Set over the course of a single day in post-First World War London, Virginia Woolf’s Mrs Dalloway was, and in many ways still is, regarded as a truly innovative novel and it was on these grounds that I decided to pick it up.
And I must say, at first, I was not too sure I had made the right decision. The opening pages though they are adorned with flowery, vivid descriptions that paint the London inhabited by the book’s affluent cast as a comfortable and charming world, seemed to be (in absence of a Woolf-esque description) about a whole lot of nothing. I found myself torn as although the prose was undeniably beautiful the distinct lack of story other than the fact that Mrs Dalloway would be hosting a party, left me seriously considering putting it down.
In the end, owing largely to its relative shortness at just 213 pages, I decided to see things through.

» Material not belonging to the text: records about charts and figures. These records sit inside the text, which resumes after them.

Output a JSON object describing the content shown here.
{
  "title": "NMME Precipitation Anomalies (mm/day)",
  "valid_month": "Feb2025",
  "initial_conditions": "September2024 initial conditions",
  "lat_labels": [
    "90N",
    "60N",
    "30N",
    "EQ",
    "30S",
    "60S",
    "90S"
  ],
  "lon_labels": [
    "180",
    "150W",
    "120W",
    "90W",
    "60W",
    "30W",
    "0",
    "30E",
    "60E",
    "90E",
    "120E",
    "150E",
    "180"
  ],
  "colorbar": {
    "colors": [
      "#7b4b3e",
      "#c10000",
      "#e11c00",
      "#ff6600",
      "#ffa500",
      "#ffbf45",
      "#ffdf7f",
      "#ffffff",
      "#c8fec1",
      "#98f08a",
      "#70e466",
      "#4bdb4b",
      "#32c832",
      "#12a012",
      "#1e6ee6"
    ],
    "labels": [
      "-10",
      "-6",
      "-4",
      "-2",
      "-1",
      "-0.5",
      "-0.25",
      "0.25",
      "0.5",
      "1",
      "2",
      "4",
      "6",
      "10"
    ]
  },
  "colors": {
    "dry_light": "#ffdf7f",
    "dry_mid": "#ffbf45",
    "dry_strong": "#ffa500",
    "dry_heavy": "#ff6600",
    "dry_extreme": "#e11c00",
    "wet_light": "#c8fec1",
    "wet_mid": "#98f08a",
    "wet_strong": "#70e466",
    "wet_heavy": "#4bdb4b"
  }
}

Having now read Mrs Dalloway in its entirety, I can say whole-heartedly that this proved to be the correct decision. What I took at first glance to be the purposeless, persistent charting of the characters’ meandering thoughts actually transpired to be a fascinating exploration into the complexity of the human mind and the enormous spectrum of emotions, feelings, and thoughts that trouble our consciousness every day. The cast of Mrs Dalloway, through their fluctuating emotions, prompt a re-assessment of the common propensity to downplay the relentless inner workings in every human mind as the simple mundanity of ‘normal people’. The character’s tribulations also force us to acknowledge as human beings that we are actually far more complex than we give ourselves credit for.
These inner musings of the male and female characters often focus around the notion status and the undeniable role it plays in life. Over the course of a single day, the characters seek to address the lifelong battle for self-definition that all people face; ponder how the world views them; and even in some cases, contemplate re-definition following a loss of status. The fact that these characters do this prior to and during a party in which the Prime Minister makes an appearance in an era that is more or less a century old, is as far as I’m concerned, irrelevant, as the soul-searching they undertake is just as applicable to people now in the era of Brexit and Donald Trump as it was in the time of David Lloyd George and Woodrow Wilson. For that reason, Mrs Dalloway, though its purpose may at first seem obsolete, is deserving of its status as a classic piece of British literature.
Rating: 3.5/5 Beautifully written and unique in concept. Worthy of its place on any readers bucket list.